Врет бабка Афимья, врет солдат: Беловодье — ничье, Беловодье — божье.

IX

Утро было теплое, яркое, веселое. Степан встал бодрый. Отчаянье перегорело в нем и провалилось вместе с ночью в тартар. Он верил в настоящий день — будет удача; в жилах гуляет взбудораженная кровь, в небе горит солнце. Светло, тепло. День будет удачный, верный.

Степан выпил ледяной воды, взял ружье с последним зарядом дроби и, посматривая на сверкавшие снега перевала, уверенно зашагал сквозь лес. Он сейчас принесет козленка, либо зайца, либо большую птицу.

Последний выстрел будет смертелен.

Чтоб не заблудиться, он делает на деревьях затесы топором. Вот только мучает голод, подтянуло живот. Ничего, сейчас. Горячее варево, парное мясо. А пока он обламывает молодые нежные верхушки у приземистых елок, очищает их и с аппетитом ест.

Полянка, мох. Степан бросил взгляд в можжевеловый, облитый солнцем куст и замер. Под кустом кормилась крупная тетеря с цыпленком. Сердце заработало безостановочно, буйно. В глазах замелькали мухи, по пищеводу прокатилась судорожная волна, рот наполнился слюною.

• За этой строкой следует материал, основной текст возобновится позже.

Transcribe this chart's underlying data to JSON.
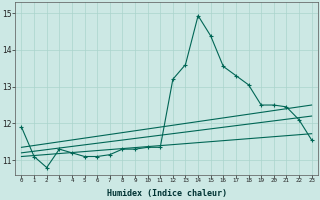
{
  "xlabel": "Humidex (Indice chaleur)",
  "bg_color": "#cce8e4",
  "line_color": "#006655",
  "grid_color": "#aad4cc",
  "x_main": [
    0,
    1,
    2,
    3,
    4,
    5,
    6,
    7,
    8,
    9,
    10,
    11,
    12,
    13,
    14,
    15,
    16,
    17,
    18,
    19,
    20,
    21,
    22,
    23
  ],
  "y_main": [
    11.9,
    11.1,
    10.8,
    11.3,
    11.2,
    11.1,
    11.1,
    11.15,
    11.3,
    11.3,
    11.35,
    11.35,
    13.2,
    13.6,
    14.93,
    14.38,
    13.55,
    13.3,
    13.05,
    12.5,
    12.5,
    12.45,
    12.1,
    11.55
  ],
  "line1_x": [
    0,
    23
  ],
  "line1_y": [
    11.1,
    11.72
  ],
  "line2_x": [
    0,
    23
  ],
  "line2_y": [
    11.2,
    12.2
  ],
  "line3_x": [
    0,
    23
  ],
  "line3_y": [
    11.35,
    12.5
  ],
  "ylim": [
    10.6,
    15.3
  ],
  "xlim": [
    -0.5,
    23.5
  ],
  "yticks": [
    11,
    12,
    13,
    14,
    15
  ],
  "xticks": [
    0,
    1,
    2,
    3,
    4,
    5,
    6,
    7,
    8,
    9,
    10,
    11,
    12,
    13,
    14,
    15,
    16,
    17,
    18,
    19,
    20,
    21,
    22,
    23
  ]
}
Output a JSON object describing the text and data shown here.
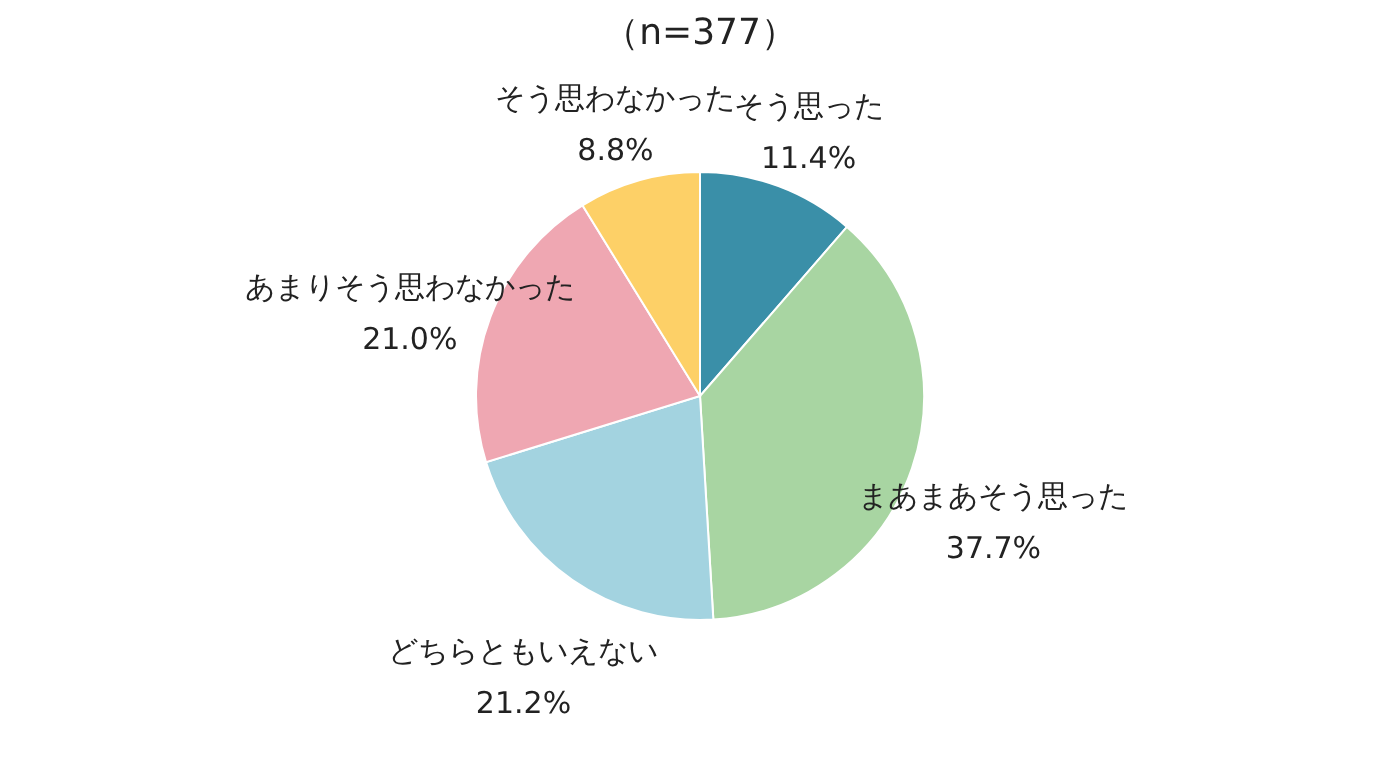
{
  "chart_data": {
    "type": "pie",
    "title": "（n=377）",
    "categories": [
      "そう思った",
      "まあまあそう思った",
      "どちらともいえない",
      "あまりそう思わなかった",
      "そう思わなかった"
    ],
    "values": [
      11.4,
      37.7,
      21.2,
      21.0,
      8.8
    ],
    "value_labels": [
      "11.4%",
      "37.7%",
      "21.2%",
      "21.0%",
      "8.8%"
    ],
    "colors": [
      "#3a8fa8",
      "#a8d5a2",
      "#a3d3e0",
      "#efa7b2",
      "#fdd067"
    ],
    "legend": false
  }
}
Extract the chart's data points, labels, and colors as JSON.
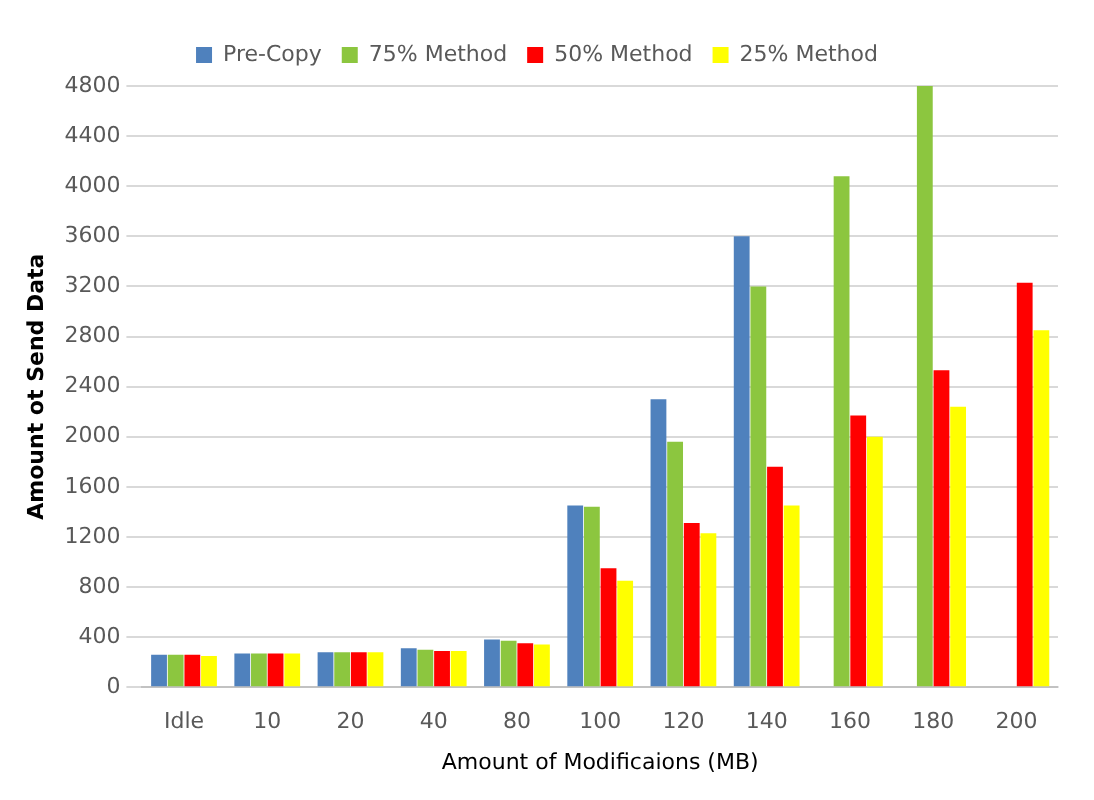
{
  "chart_data": {
    "type": "bar",
    "xlabel": "Amount of Modificaions (MB)",
    "ylabel": "Amount ot Send Data",
    "categories": [
      "Idle",
      "10",
      "20",
      "40",
      "80",
      "100",
      "120",
      "140",
      "160",
      "180",
      "200"
    ],
    "series": [
      {
        "name": "Pre-Copy",
        "color": "#4f81bd",
        "values": [
          260,
          270,
          280,
          310,
          380,
          1450,
          2300,
          3600,
          0,
          0,
          0
        ]
      },
      {
        "name": "75% Method",
        "color": "#8cc63f",
        "values": [
          260,
          270,
          280,
          300,
          370,
          1440,
          1960,
          3200,
          4080,
          4800,
          0
        ]
      },
      {
        "name": "50% Method",
        "color": "#ff0000",
        "values": [
          260,
          270,
          280,
          290,
          350,
          950,
          1310,
          1760,
          2170,
          2530,
          3230
        ]
      },
      {
        "name": "25% Method",
        "color": "#ffff00",
        "values": [
          250,
          270,
          280,
          290,
          340,
          850,
          1230,
          1450,
          2000,
          2240,
          2850
        ]
      }
    ],
    "ylim": [
      0,
      4800
    ],
    "yticks": [
      0,
      400,
      800,
      1200,
      1600,
      2000,
      2400,
      2800,
      3200,
      3600,
      4000,
      4400,
      4800
    ],
    "grid": "y",
    "legend": "top"
  }
}
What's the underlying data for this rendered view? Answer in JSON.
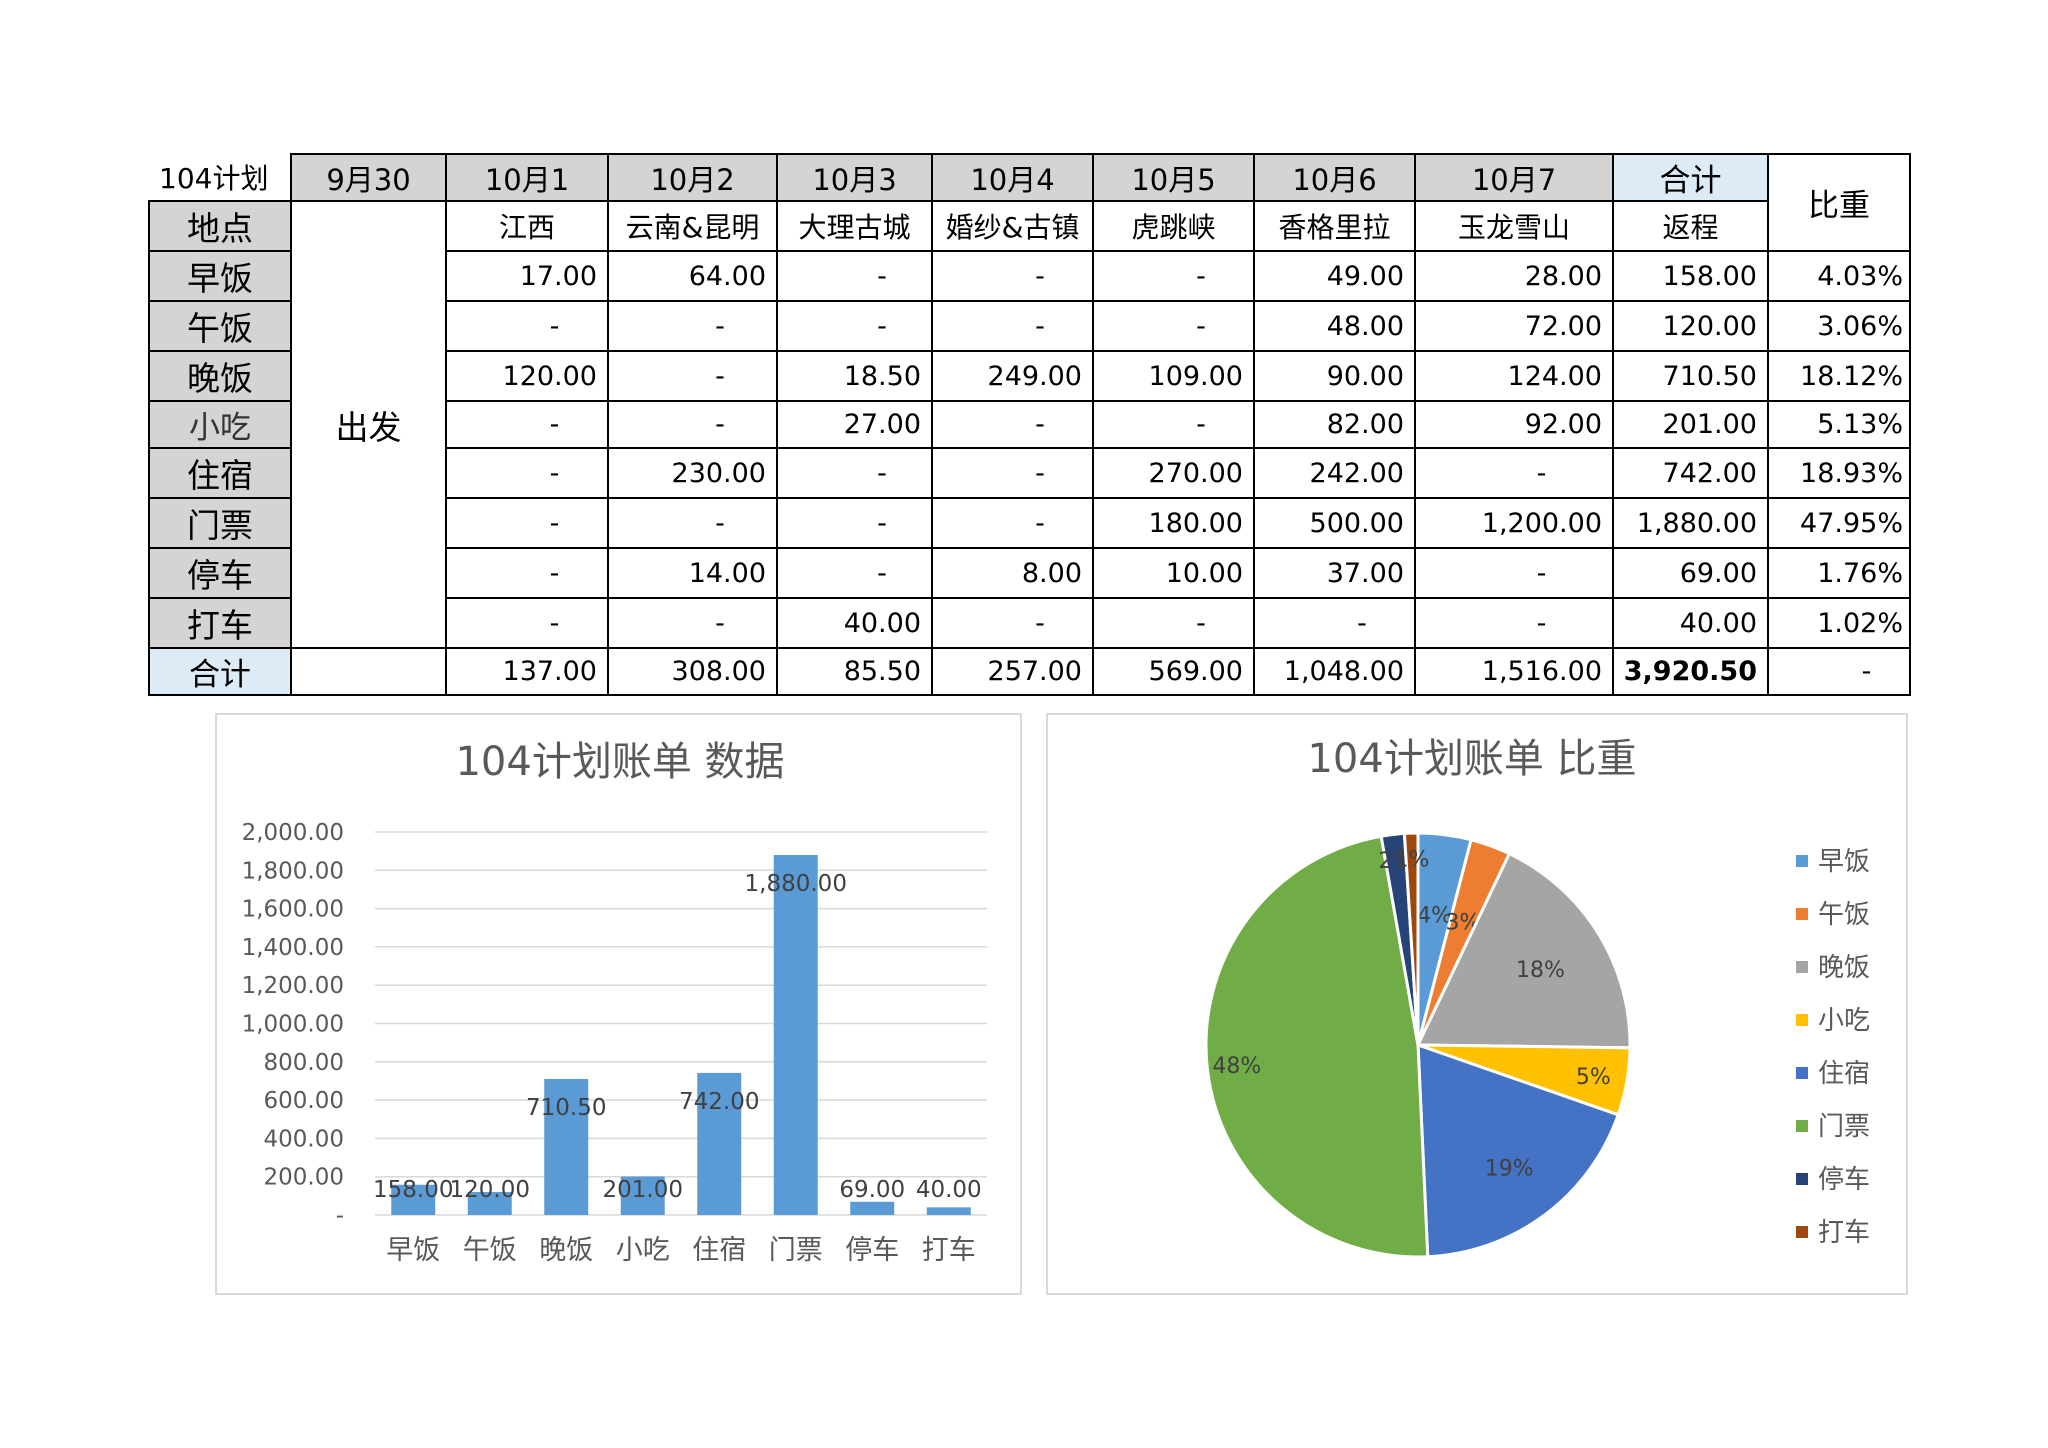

«Афоня, Афонюшка, голубчик». И, припав к земле, Степан, как ящер, стал красться к добыче. Тетеря совсем близко. От нее наносит ветерком вкусный дух. Так, так. Сейчас зажарят и съедят.

Хрустнул под коленкой сук, тетеря сорвалась, заклохтала и, описав круг, вновь села к тетеревенку. Сзади чуфыркнул тетерев-черныш, тетеря чуть растопырила крылья и завертела головой. Степан, вновь вминаясь в мох и не дыша, ползет все ближе, ближе. Осталось шагов десять… Пора.

Цыпленку захотелось поразмяться: он вытянул одну ногу, потом другую и весь встряхнулся, как молодой щенок. Тетеря позвала его: «Клу, клу», — и клюнула ветку с кровавыми ягодами.

В Степане ожил голодный хищник, но от волнения, от бессонной ночи руки тряслись, и направленное в тетерю ружье ходило, как солома в ветер. С пихты, под которой притаился Степан, вдруг посыпалась хвоя: над самой головой его предупреждающе крикнул подлетевший тетерев. Тетеря тотчас отозвалась и приготовилась сорваться.

«А ну!»

Степан спустил курок и вместе с грохотом кинулся вперед. Тетеря снялась с места и полетела низом, в чащу, маня за собой тетеревенка. Тот с испуганным гвалтом носился меж кустов, удирая от настигавшего его врага.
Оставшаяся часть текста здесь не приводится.